Thursday, April 2, 2015
Old and In The Way, Part 3 ~
Boy, talk about some old skills. Most old photo dogs like me spent a great deal of time honing our printing skills in the darkrooms of yore, the Thomas safelight buzzing, hypo fumes wafting into our noses (and hearts and lungs, presumably), and water running, running, running, all day long. Good times. I miss 'em. And that was all state-of-the-art for the time: modern techniques, chemical processes, even the optics and electronics of enlargers and cold-light heads. But what I got really excited about were the ways of making photographs from the earlier, non-silver era of our medium.

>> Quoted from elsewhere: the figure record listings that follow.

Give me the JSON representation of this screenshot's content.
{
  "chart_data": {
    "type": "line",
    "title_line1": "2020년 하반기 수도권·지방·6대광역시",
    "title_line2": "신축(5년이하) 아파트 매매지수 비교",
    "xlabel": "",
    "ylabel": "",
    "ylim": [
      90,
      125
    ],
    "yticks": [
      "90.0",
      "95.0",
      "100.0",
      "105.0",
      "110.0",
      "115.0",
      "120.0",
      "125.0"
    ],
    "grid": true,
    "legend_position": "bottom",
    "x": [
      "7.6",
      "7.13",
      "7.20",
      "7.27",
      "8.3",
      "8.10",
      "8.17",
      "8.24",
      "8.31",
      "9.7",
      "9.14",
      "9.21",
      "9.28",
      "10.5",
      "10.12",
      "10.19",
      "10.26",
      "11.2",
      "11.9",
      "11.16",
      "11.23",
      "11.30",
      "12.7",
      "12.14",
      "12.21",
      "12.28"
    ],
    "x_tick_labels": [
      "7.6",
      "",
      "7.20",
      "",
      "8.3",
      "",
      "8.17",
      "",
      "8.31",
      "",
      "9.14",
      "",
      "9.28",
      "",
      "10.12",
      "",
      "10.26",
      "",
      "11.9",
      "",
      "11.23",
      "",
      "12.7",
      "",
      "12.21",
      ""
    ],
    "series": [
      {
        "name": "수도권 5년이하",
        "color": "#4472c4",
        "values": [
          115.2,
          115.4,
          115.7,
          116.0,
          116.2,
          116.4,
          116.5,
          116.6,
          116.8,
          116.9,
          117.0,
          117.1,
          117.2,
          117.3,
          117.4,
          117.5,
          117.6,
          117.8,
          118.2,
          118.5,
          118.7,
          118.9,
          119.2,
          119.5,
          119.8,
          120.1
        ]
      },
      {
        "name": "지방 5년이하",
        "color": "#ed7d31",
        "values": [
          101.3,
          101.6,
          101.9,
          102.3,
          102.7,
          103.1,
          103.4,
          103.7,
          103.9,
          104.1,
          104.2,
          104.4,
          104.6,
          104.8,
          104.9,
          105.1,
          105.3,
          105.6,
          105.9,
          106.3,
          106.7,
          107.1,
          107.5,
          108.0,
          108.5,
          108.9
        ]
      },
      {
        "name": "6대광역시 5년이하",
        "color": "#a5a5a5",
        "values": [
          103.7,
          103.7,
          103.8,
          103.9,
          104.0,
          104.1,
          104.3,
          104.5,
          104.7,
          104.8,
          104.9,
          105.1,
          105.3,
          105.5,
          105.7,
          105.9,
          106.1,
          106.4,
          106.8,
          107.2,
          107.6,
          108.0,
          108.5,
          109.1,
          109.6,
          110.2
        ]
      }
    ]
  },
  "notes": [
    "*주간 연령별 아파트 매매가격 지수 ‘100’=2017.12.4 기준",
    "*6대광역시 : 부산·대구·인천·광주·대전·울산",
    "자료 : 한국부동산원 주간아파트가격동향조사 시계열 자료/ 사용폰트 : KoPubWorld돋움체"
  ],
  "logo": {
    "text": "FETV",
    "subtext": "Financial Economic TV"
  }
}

I worked a lot in Gum Dichromate; the image above is a portrait I took of my daughter Sara in 1988. I made the negative in my 8 x 10 Burke & James camera, and the printing process involved laying down an emulsion of gum arabic mixed with watercolor pigment on good quality watercolor paper. The emulsion was made light-sensitive by the addition of potassium dichromate, and the negative was contact-printed directly upon it, being exposed to strong ultraviolet light, and then "processed" under gently running water. It was a long, meticulous process getting a good image, sometimes requiring building up many layers over and over. Beer drinking was often involved.
I was thinking a lot about that recently, and my musings lead me to pen a few notes about it here. I've always tried to explore the artistic limits of the craft of photography, every bit as much now as I did 20 or 30 years ago. Maybe even more so. Some say that now you can achieve these results with the pouch of a button, but that's far from the truth. We have infinitely more avenues to push ourselves, to seek and express that creative voice, then we've ever had before.
Someone once complimented the great cellist Pablo Casals on his exquisite music; he was then in his 80's, and responded that, yes, he felt he was starting to get the hang of it.
I'm having the time of my life as a photographer. I have quite a ways to go yet, but yes, I think I'll eventually get the hang of it, too.